Avant d’être mis en librairie, ces volumes furent successivement publiés, chapitre par chapitre, dans la Revue des Deux Mondes, dont j’étais, dont je suis encore un collaborateur fidèle. Le premier article parut le 15 mai 1877 ; la date est à retenir, car il est de tradition dans le monde des assassins et des incendiaires, qui fut celui de la Commune, que mon livre a provoqué les exécutions militaires du camp de Satory, dont la dernière est du 18 novembre 1872 (Herpin Lacroix). J’ai gardé le silence sur bien des faits qui n’étaient point douteux et, parmi les coupables, je n’ai nommé que ceux qui avaient été l’objet d’une instruction judiciaire, ou qui étaient morts pendant la bataille des sept jours, tués comme Delescluze, fusillés comme Raoul Rigault.

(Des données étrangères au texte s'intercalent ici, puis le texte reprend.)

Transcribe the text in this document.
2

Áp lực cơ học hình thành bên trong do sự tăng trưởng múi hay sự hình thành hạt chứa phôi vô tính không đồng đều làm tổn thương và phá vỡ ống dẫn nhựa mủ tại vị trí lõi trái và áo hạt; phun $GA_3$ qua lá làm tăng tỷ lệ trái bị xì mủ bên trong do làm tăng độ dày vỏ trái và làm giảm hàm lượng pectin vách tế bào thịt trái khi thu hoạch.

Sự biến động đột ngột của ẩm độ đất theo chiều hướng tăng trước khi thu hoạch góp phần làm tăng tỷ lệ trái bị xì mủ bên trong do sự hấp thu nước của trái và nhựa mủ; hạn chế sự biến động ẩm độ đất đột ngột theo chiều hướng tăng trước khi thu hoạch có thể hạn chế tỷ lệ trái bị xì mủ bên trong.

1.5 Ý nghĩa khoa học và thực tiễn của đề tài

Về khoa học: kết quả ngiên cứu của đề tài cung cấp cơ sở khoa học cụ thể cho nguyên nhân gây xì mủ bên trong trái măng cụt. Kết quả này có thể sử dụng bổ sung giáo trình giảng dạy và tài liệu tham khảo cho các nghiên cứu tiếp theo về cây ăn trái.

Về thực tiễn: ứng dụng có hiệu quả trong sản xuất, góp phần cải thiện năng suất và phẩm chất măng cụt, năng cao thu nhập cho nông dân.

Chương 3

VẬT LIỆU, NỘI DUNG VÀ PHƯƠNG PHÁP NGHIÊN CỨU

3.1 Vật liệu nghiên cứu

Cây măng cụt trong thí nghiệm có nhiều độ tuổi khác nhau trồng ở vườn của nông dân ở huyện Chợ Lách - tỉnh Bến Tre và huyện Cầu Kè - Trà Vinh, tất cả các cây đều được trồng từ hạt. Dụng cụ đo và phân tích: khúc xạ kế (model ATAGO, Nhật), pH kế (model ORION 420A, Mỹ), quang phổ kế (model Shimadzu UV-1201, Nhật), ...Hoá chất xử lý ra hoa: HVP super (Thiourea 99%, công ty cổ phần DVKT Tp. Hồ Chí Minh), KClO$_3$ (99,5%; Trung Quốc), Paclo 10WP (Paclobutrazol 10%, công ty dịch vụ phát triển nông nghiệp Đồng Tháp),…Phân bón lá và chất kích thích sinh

Comment donc ai-je été si bien renseigné ? Tous les rapports sur les recours en grâce adressés à la commission parlementaire[1] m’ont été confiés. Voici comment : le secrétaire, ou l’un des secrétaires, de la commission était Félix Voisin, qui, à l’heure où j’écris, est conseiller à la Cour de Cassation. Ancien procureur impérial à Melun, magistrat inaccessible aux influences, méticuleux paperassier, étudiant « les affaires » chez lui, à tête reposée, il avait fait copier les rapports, afin de les examiner à loisir et de pouvoir donner un avis motivé. Il avait conservé les copies exécutées pour lui, il a offert de me les prêter ; j’ai accepté avec une gratitude que l’on peut comprendre. Sans trop de scrupule, j’ai, à mon tour, fait transcrire les plus intéressants de ces rapports ; on les trouvera avec les autres papiers que j’ai déposés à la Bibliothèque de l’Institut et qui forment une masse assez considérable. Félix Voisin m’avait demandé le secret ; je le lui ai gardé et je crois que ce n’est point manquer à ma promesse que de le révéler dans le siècle à venir.

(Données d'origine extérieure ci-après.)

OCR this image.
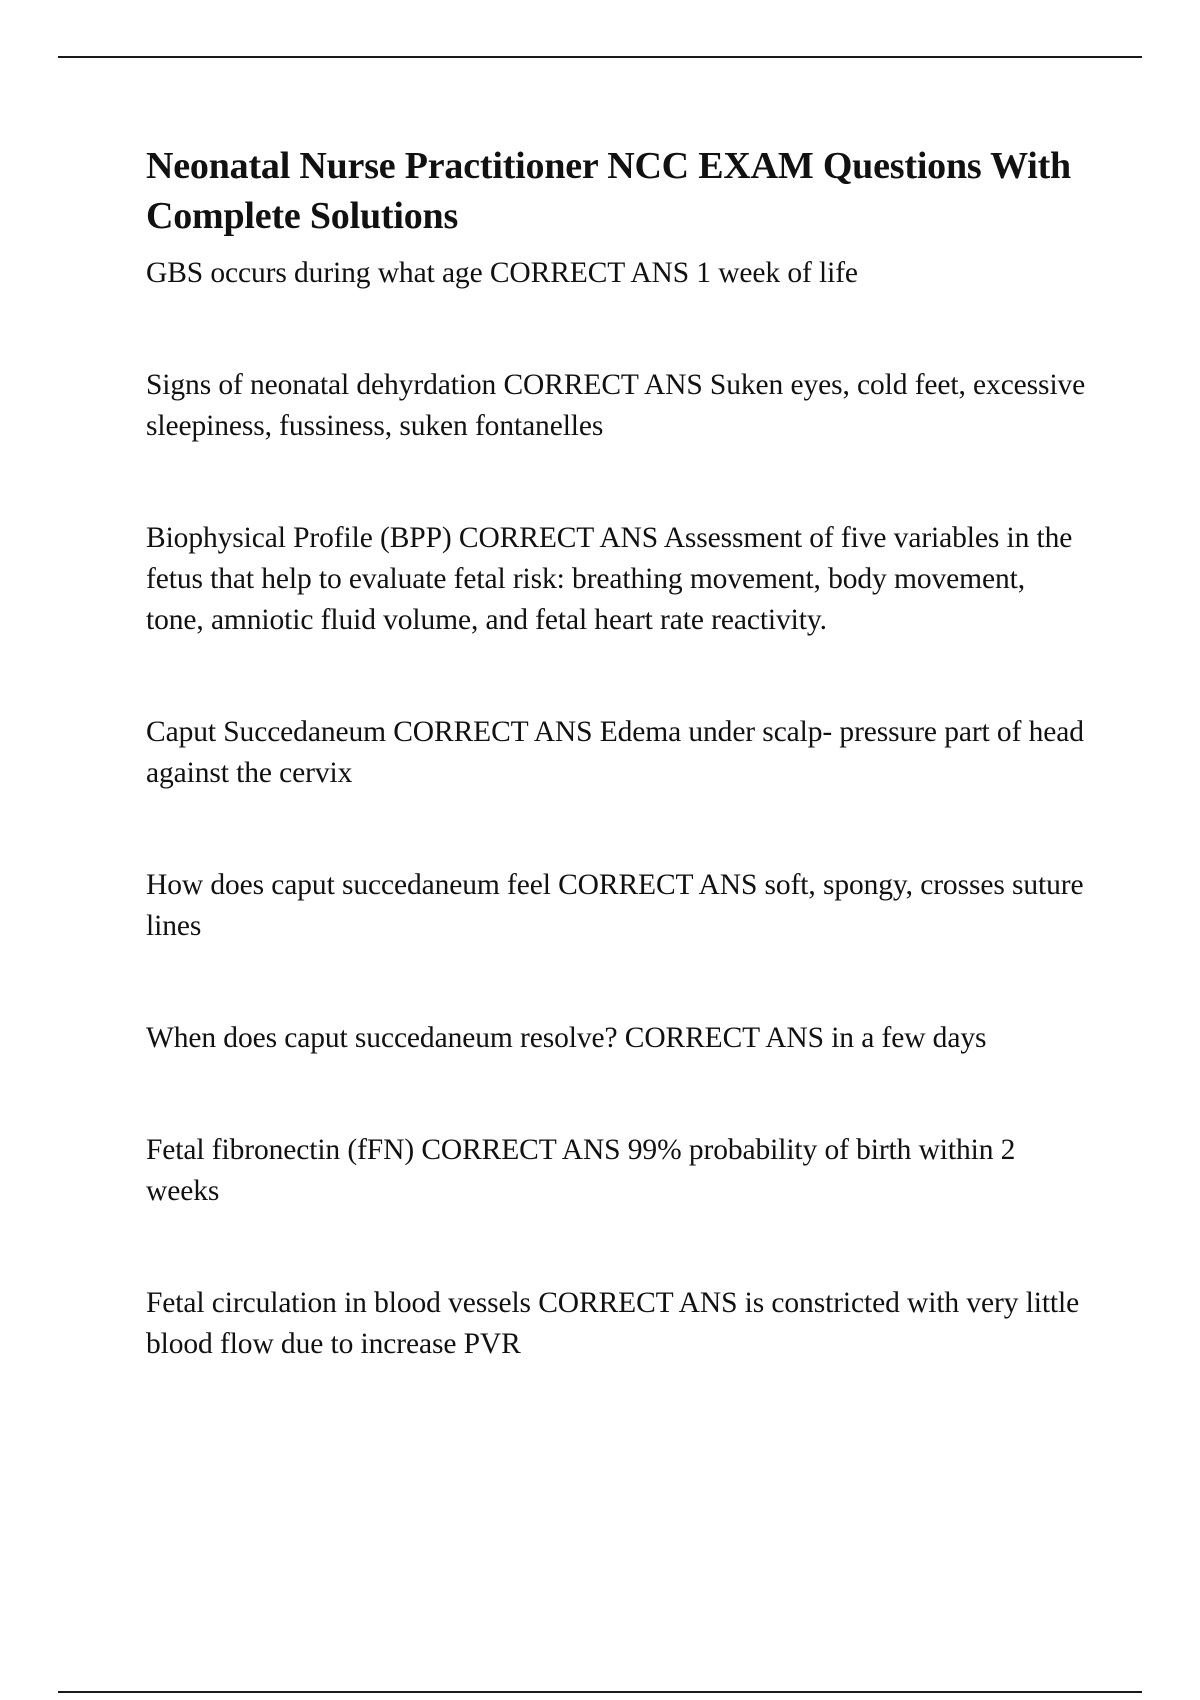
Neonatal Nurse Practitioner NCC EXAM Questions With Complete Solutions
GBS occurs during what age CORRECT ANS 1 week of life
Signs of neonatal dehyrdation CORRECT ANS Suken eyes, cold feet, excessive sleepiness, fussiness, suken fontanelles
Biophysical Profile (BPP) CORRECT ANS Assessment of five variables in the fetus that help to evaluate fetal risk: breathing movement, body movement, tone, amniotic fluid volume, and fetal heart rate reactivity.
Caput Succedaneum CORRECT ANS Edema under scalp- pressure part of head against the cervix
How does caput succedaneum feel CORRECT ANS soft, spongy, crosses suture lines
When does caput succedaneum resolve? CORRECT ANS in a few days
Fetal fibronectin (fFN) CORRECT ANS 99% probability of birth within 2 weeks
Fetal circulation in blood vessels CORRECT ANS is constricted with very little blood flow due to increase PVR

Je prie le lecteur de m’excuser, si je donne tant d’importance à un fait qui m’est exclusivement personnel ; j’ai voulu, du fond de la tombe, protester, au nom de la vérité, contre des imputations d’inexactitude que j’ai systématiquement dédaignées, alors que je contemplais « la douce lumière des cieux » dont les poètes grecs ont parlé ; j’ai voulu aussi affirmer que le livre des Convulsions de Paris s’appuie sur des

  1. L’Assemblée nationale avait désigné un certain nombre de députés pour former une commission parlementaire des grâces. (N. d. É.)